Colombia entered the list of countries with the largest millionaire outflows in 2025, after 150 high-net-worth individuals left the country during that year, carrying an estimated US$1 billion in liquid private wealth and extending a decade-long pattern that has already cut the growth rate of Colombia’s millionaire resident population by 15%, according to the Henley Private Wealth Migration Report 2025.
In 2025, approximately 142,000 people with a net worth above US$1 million in liquid investable assets, excluding real estate, relocated internationally, the largest voluntary transfer of private capital in modern history according to Henley & Partners and its partner firm New World Wealth; of that global total, 1,600 departed Latin America, with Brazil losing 1,200 and Colombia losing 150, making both countries the region’s most significant sources of outbound wealth.
Why Colombia is losing its wealthiest residents
Three converging factors drove Colombia’s 2025 millionaire outflow: political uncertainty tied to the approaching May 2026 presidential elections, an expanding tax burden on high-net-worth individuals, and the resurgence of armed groups across multiple departments, compounded by exchange rate risk that makes holding liquid assets in Colombian pesos less appealing for individuals with the mobility to denominate wealth elsewhere.
The tax dynamic is the most specific: Colombia belongs to only four countries worldwide that apply a comprehensive wealth tax, alongside Norway, Spain, and Switzerland.
After Congress struck down a proposed fiscal reform, President Gustavo Petro’s government issued Legislative Decree 1474 in February 2026, raising the wealth tax from 0.5% to 1.6% for Colombians holding liquid assets above US$2.87 million, while simultaneously lowering the entry threshold so that a broader segment of the wealthy population now falls within the tax’s reach.
Colombia ingresó al listado de los países con la mayor fuga de millonarios en América Latina https://t.co/bOQJzBFgK0 via @larepublica_co @IglesiasJulio87 @elcolombiano @Danielbricen @JDOviedoAr
— Santiago Ramirez (@arqsramirez) April 6, 2026
Costa Rica and Panama attract what Colombia pushes away
Costa Rica received 350 millionaires in 2025, bringing in an estimated US$2.8 billion in accompanying wealth, and its millionaire resident population grew by more than 70% over the past decade, a figure that reflects deliberate policy: the country charges no tax on capital gains earned abroad, applies a maximum income tax rate of 25%, and levies no inheritance tax, creating conditions that actively attract the capital in motion that countries like Colombia are generating.
Panama added 300 millionaires in 2025 with approximately US$2.4 billion in wealth, and both Central American nations top the regional destinations for departing Colombian and Brazilian millionaires, alongside the United States, particularly Florida, and Portugal; the destinations share a consistent profile of lower capital tax rates and more stable short-term political environments.
According to the Henley report, this movement carries an economic cost beyond the immediate tax loss: departing high-net-worth individuals take with them the currency inflows their assets generate, the companies they would have built, and the investment-driven employment that reaches the middle class through a multiplier effect that reverses when the investor leaves rather than arrives.
The Government’s counter-argument and the Court dispute ahead
The government’s revenue case is concrete: according to Bloomberg, if Colombia fully collects on the revised wealth tax, the country could raise an additional US$1.1 billion in 2026, a figure that supporters argue more than compensates for the liquid assets the 150 departing millionaires carried out during the prior year.
Not everyone accepts the capital flight narrative, however.
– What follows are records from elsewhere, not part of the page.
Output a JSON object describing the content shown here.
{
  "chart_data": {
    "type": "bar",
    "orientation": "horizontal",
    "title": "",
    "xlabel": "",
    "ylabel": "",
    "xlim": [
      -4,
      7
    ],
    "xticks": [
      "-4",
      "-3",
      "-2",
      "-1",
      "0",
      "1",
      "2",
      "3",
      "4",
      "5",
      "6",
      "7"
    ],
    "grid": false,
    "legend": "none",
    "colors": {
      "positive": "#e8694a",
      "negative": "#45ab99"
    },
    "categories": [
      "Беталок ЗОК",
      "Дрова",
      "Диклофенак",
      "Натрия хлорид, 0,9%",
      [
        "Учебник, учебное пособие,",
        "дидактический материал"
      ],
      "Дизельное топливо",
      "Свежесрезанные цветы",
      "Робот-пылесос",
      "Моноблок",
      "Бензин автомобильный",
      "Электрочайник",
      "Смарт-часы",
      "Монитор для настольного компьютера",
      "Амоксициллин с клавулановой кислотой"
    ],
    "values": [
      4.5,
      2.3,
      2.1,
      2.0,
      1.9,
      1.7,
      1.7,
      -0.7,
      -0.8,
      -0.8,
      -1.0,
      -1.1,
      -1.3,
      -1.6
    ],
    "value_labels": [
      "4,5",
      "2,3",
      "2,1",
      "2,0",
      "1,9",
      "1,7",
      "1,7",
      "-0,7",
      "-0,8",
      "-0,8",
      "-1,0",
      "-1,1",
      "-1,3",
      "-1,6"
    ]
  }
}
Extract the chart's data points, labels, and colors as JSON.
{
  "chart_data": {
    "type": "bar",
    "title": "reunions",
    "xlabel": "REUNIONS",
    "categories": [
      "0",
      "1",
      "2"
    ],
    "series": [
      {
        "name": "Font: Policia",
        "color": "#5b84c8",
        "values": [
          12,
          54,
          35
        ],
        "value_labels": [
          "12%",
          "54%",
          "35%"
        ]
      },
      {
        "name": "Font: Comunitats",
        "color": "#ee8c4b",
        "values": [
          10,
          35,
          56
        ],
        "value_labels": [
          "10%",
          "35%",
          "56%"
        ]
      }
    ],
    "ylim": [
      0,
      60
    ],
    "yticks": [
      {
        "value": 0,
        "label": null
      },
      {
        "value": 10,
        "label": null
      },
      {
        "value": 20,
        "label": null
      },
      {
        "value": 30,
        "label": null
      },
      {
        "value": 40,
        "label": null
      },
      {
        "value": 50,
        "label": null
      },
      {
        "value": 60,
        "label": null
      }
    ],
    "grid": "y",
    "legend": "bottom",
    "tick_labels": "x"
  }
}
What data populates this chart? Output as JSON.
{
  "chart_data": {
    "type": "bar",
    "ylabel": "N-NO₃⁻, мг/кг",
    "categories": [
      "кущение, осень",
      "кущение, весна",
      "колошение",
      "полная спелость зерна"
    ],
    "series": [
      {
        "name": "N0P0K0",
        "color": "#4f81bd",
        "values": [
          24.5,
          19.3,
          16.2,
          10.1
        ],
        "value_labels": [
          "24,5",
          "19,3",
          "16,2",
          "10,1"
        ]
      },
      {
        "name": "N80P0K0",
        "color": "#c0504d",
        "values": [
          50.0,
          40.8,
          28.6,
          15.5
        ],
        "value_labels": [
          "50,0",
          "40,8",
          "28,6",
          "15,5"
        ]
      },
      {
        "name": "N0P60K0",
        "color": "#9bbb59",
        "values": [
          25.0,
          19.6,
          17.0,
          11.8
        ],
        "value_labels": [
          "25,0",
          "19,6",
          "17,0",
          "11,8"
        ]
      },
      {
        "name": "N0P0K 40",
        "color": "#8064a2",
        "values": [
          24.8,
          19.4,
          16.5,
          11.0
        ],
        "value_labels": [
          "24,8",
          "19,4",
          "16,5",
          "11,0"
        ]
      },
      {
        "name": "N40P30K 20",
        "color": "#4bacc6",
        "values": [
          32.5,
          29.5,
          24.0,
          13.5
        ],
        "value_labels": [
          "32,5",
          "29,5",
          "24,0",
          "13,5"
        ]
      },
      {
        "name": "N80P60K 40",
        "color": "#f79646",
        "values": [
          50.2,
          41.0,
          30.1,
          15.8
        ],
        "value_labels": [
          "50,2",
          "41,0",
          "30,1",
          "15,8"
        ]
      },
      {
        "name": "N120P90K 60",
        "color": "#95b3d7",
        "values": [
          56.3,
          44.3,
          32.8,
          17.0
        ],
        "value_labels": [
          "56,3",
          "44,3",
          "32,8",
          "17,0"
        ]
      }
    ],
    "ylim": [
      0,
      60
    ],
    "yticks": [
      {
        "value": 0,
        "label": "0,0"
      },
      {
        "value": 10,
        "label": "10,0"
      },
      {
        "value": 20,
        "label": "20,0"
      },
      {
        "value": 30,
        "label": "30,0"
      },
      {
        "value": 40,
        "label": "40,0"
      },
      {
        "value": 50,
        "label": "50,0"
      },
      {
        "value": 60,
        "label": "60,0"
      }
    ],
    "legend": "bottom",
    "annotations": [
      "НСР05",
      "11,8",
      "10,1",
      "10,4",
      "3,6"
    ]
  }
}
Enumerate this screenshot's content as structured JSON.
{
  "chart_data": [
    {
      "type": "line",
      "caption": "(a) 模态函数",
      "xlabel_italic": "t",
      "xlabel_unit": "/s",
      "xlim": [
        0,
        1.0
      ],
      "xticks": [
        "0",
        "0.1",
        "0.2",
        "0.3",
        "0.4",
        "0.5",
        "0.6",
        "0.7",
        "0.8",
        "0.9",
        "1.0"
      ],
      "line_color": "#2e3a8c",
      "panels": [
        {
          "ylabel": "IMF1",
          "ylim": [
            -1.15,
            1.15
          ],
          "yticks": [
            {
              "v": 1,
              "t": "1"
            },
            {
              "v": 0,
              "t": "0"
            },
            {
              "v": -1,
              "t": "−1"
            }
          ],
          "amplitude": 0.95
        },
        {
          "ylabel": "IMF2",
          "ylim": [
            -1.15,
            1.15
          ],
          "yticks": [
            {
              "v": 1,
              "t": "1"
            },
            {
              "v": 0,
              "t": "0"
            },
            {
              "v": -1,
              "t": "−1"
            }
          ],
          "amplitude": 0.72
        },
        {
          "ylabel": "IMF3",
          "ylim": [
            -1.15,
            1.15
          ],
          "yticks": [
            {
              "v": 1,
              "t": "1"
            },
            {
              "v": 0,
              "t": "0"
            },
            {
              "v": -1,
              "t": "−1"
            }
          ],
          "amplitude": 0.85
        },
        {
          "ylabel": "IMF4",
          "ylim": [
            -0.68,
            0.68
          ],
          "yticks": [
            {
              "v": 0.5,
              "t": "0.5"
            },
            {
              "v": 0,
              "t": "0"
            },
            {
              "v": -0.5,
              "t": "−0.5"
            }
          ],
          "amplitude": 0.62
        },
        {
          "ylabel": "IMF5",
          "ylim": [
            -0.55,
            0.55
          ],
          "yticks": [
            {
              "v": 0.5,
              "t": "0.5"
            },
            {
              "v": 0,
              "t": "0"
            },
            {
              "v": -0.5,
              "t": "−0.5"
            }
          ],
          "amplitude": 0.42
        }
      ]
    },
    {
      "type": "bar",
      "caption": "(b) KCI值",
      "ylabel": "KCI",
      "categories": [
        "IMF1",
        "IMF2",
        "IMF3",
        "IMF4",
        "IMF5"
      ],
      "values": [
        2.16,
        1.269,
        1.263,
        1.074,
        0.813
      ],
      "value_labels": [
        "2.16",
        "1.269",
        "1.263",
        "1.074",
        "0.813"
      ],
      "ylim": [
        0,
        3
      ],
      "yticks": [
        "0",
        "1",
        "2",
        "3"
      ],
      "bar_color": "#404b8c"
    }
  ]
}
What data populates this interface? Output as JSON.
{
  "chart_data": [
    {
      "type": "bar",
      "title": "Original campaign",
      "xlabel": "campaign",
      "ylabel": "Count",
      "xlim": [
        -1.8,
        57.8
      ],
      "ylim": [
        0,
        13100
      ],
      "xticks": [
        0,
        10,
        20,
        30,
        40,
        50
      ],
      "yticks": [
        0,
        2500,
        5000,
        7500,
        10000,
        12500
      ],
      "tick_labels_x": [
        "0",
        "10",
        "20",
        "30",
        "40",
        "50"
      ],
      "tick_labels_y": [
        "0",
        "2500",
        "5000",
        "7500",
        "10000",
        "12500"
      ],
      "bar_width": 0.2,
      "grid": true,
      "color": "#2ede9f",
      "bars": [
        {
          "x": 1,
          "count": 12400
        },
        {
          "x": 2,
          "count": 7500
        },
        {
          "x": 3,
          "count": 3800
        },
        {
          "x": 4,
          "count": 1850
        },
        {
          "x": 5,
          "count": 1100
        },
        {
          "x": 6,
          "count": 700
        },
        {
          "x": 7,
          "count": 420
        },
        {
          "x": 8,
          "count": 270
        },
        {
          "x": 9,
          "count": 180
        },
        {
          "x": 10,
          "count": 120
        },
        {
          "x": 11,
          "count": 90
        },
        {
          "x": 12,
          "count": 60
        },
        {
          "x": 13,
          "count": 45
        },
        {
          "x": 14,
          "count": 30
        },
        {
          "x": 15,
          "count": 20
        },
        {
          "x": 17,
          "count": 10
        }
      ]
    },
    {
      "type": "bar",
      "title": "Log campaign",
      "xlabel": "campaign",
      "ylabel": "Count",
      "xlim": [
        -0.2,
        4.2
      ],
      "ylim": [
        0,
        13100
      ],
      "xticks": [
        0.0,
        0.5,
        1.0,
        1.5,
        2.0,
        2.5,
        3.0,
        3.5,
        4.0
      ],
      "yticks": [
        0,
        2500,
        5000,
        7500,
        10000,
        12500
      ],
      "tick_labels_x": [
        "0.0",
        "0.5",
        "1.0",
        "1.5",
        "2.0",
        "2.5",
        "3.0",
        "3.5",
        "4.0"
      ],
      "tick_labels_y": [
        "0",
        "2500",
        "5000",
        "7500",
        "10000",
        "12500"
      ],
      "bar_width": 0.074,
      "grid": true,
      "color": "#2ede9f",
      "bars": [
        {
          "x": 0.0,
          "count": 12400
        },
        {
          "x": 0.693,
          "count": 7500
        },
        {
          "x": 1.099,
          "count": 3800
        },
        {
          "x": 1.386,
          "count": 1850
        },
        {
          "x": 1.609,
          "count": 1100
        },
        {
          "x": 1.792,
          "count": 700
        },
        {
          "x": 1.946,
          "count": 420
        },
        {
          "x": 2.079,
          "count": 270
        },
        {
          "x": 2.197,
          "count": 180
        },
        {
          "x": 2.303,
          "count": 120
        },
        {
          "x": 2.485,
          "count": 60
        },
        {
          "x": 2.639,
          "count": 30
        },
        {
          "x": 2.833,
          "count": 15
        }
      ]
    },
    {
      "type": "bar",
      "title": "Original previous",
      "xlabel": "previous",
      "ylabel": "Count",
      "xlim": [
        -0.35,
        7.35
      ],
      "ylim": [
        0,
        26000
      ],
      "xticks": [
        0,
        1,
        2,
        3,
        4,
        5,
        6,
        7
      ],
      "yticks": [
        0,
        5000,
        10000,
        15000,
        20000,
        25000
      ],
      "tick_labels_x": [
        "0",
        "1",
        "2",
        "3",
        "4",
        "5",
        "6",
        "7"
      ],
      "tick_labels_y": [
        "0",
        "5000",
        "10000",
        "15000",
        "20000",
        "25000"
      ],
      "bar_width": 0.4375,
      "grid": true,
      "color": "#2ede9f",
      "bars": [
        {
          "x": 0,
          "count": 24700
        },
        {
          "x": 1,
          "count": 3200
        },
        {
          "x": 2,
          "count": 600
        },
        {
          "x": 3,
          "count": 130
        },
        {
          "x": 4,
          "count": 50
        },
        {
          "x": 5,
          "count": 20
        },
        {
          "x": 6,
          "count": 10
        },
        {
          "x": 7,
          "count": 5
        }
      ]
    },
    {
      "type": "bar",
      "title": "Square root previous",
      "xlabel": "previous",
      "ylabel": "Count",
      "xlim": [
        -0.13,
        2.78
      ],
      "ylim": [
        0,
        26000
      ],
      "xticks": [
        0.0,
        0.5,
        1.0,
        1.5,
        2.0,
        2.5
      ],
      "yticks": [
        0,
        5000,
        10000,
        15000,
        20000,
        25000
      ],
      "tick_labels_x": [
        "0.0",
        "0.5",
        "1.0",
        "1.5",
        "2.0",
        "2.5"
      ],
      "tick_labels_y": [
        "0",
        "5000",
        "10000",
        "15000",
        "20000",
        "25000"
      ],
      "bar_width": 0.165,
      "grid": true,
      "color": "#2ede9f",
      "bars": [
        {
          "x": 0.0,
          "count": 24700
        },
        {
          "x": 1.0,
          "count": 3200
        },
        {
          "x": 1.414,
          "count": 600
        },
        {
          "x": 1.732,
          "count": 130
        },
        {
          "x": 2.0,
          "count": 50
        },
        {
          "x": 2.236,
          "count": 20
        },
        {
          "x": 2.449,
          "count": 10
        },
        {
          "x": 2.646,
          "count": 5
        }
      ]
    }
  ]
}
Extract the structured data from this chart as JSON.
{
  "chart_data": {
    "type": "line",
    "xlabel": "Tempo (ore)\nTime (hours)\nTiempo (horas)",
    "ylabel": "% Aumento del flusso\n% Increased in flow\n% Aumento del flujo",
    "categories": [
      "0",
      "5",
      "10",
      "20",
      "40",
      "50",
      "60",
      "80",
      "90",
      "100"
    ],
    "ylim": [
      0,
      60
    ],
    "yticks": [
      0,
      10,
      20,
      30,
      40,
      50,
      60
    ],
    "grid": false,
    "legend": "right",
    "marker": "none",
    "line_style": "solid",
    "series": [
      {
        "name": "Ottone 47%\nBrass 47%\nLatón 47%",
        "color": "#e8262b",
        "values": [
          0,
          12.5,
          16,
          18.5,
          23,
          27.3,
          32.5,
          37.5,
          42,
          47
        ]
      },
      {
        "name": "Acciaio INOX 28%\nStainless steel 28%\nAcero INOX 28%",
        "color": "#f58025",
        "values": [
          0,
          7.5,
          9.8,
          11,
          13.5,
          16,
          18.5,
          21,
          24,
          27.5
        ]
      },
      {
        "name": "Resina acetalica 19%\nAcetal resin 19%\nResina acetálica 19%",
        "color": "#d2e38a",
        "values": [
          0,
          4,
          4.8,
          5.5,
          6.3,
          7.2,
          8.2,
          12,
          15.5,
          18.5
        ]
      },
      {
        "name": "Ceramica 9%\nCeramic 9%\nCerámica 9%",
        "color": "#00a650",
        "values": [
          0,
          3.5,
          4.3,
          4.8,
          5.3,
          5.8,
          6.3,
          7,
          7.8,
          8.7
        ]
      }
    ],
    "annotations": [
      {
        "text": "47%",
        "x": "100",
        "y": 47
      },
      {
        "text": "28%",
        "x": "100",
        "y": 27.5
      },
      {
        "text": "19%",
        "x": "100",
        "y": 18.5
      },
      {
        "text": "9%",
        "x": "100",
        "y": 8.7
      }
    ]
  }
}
Professor Gustavo Flores-Macías of Cornell University argued for the Wilson Center that concerns about massive capital flight from Colombia are historically overstated, noting that previous wealth tax increases on economic elites were absorbed without systemic disruption to investment or employment, a precedent that the government has cited in defending the February 2026 decree.
In April 2026, Colombian companies pressed the Constitutional Court to suspend Legislative Decree 1474 as a US$2.3 billion liability came due; this will show whether Colombia can hold the policy together long enough to collect the revenue it needs, or whether legal challenges, accelerating outflows, and 2026 electoral pressure will force a recalibration before voters cast their ballots.